Moeen Ali has called on Michael Vaughan to “step up” in English cricket’s fight against racism, as he opens up publicly for the first time on a historic tweet from Vaughan that suggested Moeen should ask young Muslims if they are terrorists to help make society safer.
In a new documentary ‘Is Cricket Racist?’, to be aired on Channel 4 in the UK, Moeen was asked by the presenter Adil Ray what he thought of Vaughan’s tweets from 2017, in which Vaughan first endorsed a Daily Mail column by Piers Morgan arguing Muslims need to root out extremist elements from their communities themselves. At the time, Ray asked Vaughan on Twitter whether he expected Moeen to go around asking Muslims he didn’t know whether they knew terrorists in between matches. Vaughan replied yes, if it helps “our kids future and environment become a safer place”.
“It was very silly,” Moeen tells in the documentary of Vaughan’s tweets. “Dumb really. We need people like him to step up for us. As Muslims, or any other faith really. And just be a bit smarter. I think he has also realised that times are changing and he has to change.”
Vaughan has apologised for the historic tweets, most recently at the Cricket Discipline Commission (CDC) racism hearings in March. At those hearings, Vaughan was eventually cleared of having made a racist comment to Azeem Rafiq and three other Yorkshire players of South Asian heritage before the start of a T20 game in 2009.
But the Moeen tweet, as well as a few others, formed the central part of the ECB’s case against Vaughan, their lead prosecutor Jane Mulcahy KC arguing that they were “remarkably similar in tone” to the remarks Vaughan was alleged to have made that were at the centre of the hearings. Six other players and support staff, as well as Yorkshire CCC itself,were found guilty in those hearings of having brought the game into disrepute through the use of racist and/or discriminatory language.
Since then, a long-awaited independent report has found deep-rooted discrimination within the game in England, on grounds of race, class and gender. The Independent Commission for Equity in Cricket (ICEC) report “Holding Up a Mirror to Cricket”, published last month, was based on evidence from 4000 people within the game. One of its areas of focus was the lack of representation of British South Asians in professional cricket, despite a much larger participation in recreational cricket.
“There’s [British Asian] players out there who are doing better than anyone else,” Moeen says in the documentary. “People won’t sign them for some reason.
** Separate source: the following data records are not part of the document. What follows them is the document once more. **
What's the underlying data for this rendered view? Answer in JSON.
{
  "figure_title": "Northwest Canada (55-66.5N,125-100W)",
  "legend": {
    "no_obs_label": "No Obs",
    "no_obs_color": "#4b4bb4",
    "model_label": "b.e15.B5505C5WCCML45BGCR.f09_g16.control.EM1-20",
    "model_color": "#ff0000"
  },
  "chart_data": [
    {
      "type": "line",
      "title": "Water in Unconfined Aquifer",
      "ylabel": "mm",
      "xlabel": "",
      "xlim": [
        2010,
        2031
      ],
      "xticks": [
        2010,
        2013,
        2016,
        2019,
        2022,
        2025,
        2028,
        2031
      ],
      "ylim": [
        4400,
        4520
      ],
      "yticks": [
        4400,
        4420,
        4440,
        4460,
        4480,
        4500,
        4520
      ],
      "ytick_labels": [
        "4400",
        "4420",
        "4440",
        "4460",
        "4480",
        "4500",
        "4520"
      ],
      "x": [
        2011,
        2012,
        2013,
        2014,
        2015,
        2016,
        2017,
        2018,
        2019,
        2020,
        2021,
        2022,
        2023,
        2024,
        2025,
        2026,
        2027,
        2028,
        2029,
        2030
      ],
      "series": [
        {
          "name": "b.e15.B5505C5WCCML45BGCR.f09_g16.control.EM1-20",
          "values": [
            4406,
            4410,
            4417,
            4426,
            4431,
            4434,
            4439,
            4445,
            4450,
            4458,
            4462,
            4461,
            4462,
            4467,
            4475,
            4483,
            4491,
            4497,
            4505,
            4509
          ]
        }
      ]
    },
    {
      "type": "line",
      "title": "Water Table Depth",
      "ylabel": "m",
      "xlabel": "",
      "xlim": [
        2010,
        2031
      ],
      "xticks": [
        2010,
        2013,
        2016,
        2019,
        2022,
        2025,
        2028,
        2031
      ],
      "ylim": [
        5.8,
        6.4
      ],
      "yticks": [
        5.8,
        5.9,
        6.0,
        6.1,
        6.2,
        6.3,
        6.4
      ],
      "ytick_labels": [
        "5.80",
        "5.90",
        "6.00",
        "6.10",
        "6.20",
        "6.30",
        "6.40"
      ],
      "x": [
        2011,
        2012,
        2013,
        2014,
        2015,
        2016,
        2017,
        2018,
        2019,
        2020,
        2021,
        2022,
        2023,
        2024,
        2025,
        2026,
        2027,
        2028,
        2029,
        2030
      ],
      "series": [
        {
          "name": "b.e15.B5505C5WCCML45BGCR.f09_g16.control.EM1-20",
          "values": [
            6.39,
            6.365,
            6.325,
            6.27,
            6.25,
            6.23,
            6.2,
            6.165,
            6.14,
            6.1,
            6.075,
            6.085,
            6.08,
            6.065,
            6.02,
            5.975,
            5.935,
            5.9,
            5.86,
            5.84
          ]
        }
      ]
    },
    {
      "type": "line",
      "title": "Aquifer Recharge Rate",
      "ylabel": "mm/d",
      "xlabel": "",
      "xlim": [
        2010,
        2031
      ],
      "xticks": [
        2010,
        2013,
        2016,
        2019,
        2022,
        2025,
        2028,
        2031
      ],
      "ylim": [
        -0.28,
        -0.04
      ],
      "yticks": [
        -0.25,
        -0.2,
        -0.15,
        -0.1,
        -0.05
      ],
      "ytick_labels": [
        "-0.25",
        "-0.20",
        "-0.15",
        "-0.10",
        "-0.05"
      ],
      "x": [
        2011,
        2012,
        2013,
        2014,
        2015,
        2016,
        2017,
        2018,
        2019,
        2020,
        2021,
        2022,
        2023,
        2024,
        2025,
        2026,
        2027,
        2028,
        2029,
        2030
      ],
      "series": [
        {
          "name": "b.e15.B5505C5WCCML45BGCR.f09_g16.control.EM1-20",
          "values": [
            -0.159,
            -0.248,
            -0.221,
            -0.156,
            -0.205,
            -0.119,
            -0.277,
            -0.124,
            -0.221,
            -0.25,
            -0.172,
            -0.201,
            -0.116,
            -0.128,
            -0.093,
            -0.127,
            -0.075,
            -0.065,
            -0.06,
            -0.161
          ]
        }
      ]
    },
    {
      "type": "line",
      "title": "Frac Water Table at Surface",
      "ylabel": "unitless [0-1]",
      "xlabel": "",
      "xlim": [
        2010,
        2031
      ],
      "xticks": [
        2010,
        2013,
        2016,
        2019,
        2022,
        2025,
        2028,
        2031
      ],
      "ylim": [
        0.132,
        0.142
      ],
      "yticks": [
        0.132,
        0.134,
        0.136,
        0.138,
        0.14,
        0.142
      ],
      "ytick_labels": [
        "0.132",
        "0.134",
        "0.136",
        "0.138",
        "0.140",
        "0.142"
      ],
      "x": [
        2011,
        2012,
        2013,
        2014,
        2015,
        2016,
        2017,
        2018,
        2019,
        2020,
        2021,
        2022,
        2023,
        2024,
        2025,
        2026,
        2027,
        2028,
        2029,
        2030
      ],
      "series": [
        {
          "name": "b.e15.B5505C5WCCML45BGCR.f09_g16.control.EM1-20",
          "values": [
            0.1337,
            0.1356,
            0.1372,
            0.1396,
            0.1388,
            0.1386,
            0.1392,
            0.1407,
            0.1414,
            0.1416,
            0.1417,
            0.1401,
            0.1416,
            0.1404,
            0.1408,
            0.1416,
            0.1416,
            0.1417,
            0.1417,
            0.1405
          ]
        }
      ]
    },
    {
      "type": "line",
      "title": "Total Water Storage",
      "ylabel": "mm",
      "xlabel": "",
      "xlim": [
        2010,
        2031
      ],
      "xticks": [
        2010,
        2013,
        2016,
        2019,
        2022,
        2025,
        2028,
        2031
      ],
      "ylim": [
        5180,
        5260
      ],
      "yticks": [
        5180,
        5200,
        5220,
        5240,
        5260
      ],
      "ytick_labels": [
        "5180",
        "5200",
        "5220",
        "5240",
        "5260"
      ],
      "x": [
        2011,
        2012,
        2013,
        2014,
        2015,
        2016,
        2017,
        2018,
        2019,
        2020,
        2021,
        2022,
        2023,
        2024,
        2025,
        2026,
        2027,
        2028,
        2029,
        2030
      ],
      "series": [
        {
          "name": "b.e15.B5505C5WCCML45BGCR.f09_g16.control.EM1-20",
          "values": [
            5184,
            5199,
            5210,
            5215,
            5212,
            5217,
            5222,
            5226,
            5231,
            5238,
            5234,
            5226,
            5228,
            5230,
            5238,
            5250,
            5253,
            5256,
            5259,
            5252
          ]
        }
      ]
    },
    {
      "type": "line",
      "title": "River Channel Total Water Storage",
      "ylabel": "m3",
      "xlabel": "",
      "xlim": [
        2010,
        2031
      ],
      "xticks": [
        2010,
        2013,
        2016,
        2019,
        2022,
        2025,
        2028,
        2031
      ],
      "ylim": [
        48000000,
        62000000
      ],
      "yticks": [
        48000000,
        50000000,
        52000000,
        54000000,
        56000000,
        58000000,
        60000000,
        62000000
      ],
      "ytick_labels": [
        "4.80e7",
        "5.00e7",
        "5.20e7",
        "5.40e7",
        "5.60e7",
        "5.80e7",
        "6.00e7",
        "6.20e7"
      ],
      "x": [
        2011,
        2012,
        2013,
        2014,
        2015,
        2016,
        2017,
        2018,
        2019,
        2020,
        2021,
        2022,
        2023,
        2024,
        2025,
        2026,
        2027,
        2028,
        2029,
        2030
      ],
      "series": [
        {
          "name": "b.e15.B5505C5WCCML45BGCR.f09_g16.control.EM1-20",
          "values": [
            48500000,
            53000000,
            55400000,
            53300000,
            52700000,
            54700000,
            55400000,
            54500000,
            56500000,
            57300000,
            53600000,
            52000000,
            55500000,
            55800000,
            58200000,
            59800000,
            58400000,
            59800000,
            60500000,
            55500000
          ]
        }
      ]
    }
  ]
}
The South Asian player has to be almost outstanding most of the time, especially as a triallist whereas sometimes a white player doesn’t have to be outstanding, and he is getting signed.”
Moeen said Rafiq’s allegations and the consequences since then were part of a “shake-up” the game needed.
“Obviously sad [for Rafiq’s experiences], but it also felt like the game needed a shake-up,” he said. “The greatest thing that has come out of it for me is that people have a voice now, whereas before people have been very afraid to say anything.”
Is Cricket Racist? will air on Channel 4 at 11.05pm on July 18. It will also be available on the Channel 4 website.